Ступив на твердый, блестящий от солнца снег, Юлиус остановился и оглянулся на свой дом. Он стоял серый, чуть скосившийся, но двухэтажный и на каменном фундаменте — старый древний дом. Что его жалеть? И если не было бы теперь там Эвы, то он покинул бы его с радостью.

Вчера и сегодня утром как Юлиус ни старался, но так и не смог придумать хоть что-нибудь подходящее для оправдания Эвангелининого отсутствия. То есть он мог бы. И придумал. Но все это не годилось для проницательной Зиночки. Не годился и сам Юлиус для такого дела: Зиночка Юлиуса знала так, как он себя не знал, хотя это не значит, что она знала его совершенно.

Медленно по сверкающему снегу шел Юлиус, припадая на правую ногу. То Существо, или что-то иное, что поселилось в нем со вчерашнего вечера, притихло и только откуда-то издалека напоминало, что оно есть. И чтобы Юлиус особенно не радовался. А он радовался. Сам не понимая — чему. День был уж очень хорош: классический, миллионы раз описанный поэтами и прозаиками, раскрашенный художниками на своих полотнах — ах, зимний день в солнце в небольшом городке, когда нечищены тротуары, и с крыш до голов прохожих свисают огромные сосульки, и углы домов украшает голубой ломкий смерзшийся снег, близкий уже ко льду. И все ядрено. А день поскрипывает и побрякивает, искрится и веселит любую душу, как бы ни была она печальна, больна или наполнена горем.

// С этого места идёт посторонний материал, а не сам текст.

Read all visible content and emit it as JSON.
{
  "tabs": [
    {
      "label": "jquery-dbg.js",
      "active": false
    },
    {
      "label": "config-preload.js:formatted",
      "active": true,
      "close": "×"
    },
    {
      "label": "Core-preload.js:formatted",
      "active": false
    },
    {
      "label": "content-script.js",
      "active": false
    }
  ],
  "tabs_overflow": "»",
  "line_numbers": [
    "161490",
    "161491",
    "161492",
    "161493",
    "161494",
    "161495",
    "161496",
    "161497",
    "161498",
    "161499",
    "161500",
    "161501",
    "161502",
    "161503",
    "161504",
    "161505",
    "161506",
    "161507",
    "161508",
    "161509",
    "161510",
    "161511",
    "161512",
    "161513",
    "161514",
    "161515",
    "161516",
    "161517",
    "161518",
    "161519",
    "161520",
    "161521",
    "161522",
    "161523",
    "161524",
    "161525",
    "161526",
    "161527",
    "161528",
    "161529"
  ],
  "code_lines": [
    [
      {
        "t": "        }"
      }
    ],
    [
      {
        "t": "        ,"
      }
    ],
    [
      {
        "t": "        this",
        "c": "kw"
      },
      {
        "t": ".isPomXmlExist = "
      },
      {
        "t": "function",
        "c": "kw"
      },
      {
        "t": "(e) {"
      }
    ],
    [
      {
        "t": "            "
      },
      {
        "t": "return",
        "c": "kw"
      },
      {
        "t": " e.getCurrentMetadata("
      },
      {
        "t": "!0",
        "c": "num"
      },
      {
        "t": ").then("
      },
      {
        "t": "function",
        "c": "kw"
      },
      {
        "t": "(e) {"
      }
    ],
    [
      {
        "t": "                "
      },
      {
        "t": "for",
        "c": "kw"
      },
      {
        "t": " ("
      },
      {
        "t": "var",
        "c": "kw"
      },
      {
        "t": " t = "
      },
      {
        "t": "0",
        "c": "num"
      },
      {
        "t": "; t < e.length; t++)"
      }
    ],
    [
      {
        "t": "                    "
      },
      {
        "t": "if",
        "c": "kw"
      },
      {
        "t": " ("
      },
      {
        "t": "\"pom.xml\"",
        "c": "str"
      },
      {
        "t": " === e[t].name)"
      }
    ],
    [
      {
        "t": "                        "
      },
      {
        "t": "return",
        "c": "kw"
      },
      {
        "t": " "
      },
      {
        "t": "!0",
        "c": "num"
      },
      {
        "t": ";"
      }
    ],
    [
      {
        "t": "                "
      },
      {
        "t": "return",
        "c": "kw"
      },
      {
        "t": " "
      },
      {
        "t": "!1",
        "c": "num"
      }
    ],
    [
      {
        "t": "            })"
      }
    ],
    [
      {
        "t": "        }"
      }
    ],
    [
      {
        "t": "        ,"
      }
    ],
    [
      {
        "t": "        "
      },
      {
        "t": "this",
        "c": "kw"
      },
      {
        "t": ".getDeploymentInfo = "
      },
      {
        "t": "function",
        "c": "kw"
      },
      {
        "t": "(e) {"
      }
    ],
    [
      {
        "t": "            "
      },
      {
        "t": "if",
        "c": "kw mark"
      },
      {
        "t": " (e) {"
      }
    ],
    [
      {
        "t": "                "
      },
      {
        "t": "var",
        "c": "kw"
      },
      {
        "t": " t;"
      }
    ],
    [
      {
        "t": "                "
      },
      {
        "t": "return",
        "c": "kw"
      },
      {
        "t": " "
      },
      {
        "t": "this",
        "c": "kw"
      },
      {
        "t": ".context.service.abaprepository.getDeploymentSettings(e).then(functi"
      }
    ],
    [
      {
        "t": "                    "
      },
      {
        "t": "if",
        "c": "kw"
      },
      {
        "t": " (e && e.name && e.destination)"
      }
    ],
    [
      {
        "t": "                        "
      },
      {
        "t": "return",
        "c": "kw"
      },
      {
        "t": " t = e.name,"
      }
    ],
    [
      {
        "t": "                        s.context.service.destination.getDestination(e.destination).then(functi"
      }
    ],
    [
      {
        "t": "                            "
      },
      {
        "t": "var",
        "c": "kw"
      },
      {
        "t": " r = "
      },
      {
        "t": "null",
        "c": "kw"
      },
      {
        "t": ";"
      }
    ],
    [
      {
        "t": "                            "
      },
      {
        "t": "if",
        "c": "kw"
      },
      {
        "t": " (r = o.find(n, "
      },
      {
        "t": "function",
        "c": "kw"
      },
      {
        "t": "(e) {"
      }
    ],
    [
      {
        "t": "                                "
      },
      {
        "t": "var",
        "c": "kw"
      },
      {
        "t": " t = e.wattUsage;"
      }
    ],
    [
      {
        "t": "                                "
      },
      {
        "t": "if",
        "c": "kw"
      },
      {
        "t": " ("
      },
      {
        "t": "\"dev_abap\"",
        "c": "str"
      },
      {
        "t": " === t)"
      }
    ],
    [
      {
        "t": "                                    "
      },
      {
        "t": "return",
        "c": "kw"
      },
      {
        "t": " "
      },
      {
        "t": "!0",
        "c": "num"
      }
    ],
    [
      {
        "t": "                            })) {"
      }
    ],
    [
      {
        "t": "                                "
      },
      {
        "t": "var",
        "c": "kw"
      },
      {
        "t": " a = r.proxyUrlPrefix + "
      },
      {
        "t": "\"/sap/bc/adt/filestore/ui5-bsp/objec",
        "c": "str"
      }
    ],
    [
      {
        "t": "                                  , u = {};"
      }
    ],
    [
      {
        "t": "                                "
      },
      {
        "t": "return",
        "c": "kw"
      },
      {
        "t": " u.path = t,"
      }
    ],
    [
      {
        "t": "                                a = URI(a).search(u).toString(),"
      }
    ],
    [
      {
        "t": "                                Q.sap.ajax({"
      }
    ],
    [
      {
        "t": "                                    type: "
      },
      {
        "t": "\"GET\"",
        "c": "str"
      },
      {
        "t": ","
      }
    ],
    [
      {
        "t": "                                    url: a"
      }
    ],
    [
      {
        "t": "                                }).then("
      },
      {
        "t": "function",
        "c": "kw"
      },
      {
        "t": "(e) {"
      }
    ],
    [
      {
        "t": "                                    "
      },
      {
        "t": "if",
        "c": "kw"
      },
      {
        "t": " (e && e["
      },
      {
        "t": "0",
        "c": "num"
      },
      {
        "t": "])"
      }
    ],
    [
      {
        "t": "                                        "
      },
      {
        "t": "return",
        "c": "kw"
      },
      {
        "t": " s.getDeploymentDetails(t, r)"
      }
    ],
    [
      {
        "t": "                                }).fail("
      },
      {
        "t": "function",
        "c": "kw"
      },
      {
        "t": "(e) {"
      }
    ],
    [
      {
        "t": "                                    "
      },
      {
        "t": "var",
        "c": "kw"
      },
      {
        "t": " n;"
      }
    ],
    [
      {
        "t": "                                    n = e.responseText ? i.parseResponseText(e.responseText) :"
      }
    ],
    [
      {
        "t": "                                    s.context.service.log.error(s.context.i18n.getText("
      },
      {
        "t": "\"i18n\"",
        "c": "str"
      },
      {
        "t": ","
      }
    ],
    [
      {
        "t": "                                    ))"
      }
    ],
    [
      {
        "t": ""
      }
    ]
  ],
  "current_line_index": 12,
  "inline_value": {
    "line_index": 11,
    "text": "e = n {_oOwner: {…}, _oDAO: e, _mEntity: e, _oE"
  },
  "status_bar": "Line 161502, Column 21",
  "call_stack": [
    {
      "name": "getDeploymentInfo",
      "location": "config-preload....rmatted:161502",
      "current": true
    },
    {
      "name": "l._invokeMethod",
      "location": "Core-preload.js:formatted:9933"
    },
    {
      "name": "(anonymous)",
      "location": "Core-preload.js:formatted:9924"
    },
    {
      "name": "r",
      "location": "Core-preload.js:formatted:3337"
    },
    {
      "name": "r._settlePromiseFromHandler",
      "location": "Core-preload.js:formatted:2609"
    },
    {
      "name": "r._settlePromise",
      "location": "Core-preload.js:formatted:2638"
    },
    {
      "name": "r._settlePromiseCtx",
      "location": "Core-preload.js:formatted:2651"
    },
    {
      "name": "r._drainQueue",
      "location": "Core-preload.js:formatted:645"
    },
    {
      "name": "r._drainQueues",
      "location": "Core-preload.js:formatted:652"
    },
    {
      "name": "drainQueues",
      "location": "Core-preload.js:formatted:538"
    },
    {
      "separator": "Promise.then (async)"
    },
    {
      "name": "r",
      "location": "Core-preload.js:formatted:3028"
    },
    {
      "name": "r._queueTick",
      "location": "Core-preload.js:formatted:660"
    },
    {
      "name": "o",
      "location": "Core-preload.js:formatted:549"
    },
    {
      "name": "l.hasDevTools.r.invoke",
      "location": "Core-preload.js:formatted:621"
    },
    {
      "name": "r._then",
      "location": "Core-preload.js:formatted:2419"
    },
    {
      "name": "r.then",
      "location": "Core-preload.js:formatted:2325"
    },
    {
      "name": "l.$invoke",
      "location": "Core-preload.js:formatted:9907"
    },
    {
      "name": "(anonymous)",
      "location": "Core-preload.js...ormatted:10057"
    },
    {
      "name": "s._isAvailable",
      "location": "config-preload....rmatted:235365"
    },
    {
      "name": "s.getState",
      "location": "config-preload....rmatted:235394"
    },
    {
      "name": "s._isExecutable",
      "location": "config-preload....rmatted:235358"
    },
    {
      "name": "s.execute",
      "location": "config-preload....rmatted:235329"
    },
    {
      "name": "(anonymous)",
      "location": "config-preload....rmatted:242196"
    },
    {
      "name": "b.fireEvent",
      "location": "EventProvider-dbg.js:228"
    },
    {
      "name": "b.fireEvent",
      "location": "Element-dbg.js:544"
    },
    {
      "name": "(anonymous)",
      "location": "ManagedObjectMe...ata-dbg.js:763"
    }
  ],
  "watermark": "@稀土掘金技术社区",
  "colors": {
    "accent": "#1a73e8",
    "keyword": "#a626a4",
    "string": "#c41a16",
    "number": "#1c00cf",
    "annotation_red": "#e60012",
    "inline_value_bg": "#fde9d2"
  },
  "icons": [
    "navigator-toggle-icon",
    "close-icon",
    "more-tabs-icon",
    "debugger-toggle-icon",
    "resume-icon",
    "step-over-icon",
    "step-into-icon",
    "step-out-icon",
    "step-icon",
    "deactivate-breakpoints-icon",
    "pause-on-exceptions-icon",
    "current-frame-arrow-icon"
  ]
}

И от окружившей Юлиуса красоты окрепла в нем мысль, что придумывать ничего не надо, что как все будет, так и ладно. Он довольно быстро шел по улице, совсем не ощущая ни ветви, ни ржавой иглы. Он опять улыбнулся — чего не придумает и не воплотит воображение во тьме ночи! Сердечный приступ небольшой силы принять за невесть что! Только подойдя к небольшому деревянному дому, где имели они сейчас временное пристанище, Юлиус с мгновенной и бешено сильной тоской, которая охватила горло как рыдание, не захотел покидать улицу, где ему сегодня было так хорошо. И день подходил такой же радостный и красивый, как и утро. Юлиус постоял еще на крылечке, не смахивая пышный снег с перилец, а погрузив в него руку без перчатки, с наслаждением давно неизведываемым. Он закрыл глаза и почувствовал, как греют лицо солнечные лучи. Стоял мороз, и сосульки были в самой своей мощи, а солнце грело. И откуда-то донесло до Юлиуса ток весны, запах почек и разогретой, полной сил коры. Запах, каким он бывал самой ранней весной в парке, в липовой аллее, завершением которой белел ажурный дворец, бывший когда-то чьей-то резиденцией (девочки любили больше сиреневую аллею, Зиночка — тополиную, а он — липы. Огромные старые серые липы с маленькими едко пахнущими листками). Было все это мгновением, и Юлиус даже руку протянул, чтобы задержать его, вдохнуть, но хватил крепкой, набравшей силу зимы, и тогда открыл ключом, который ему дали, ветхую темную дверь, не оглянувшись уже на белое, оставленное им сверкание.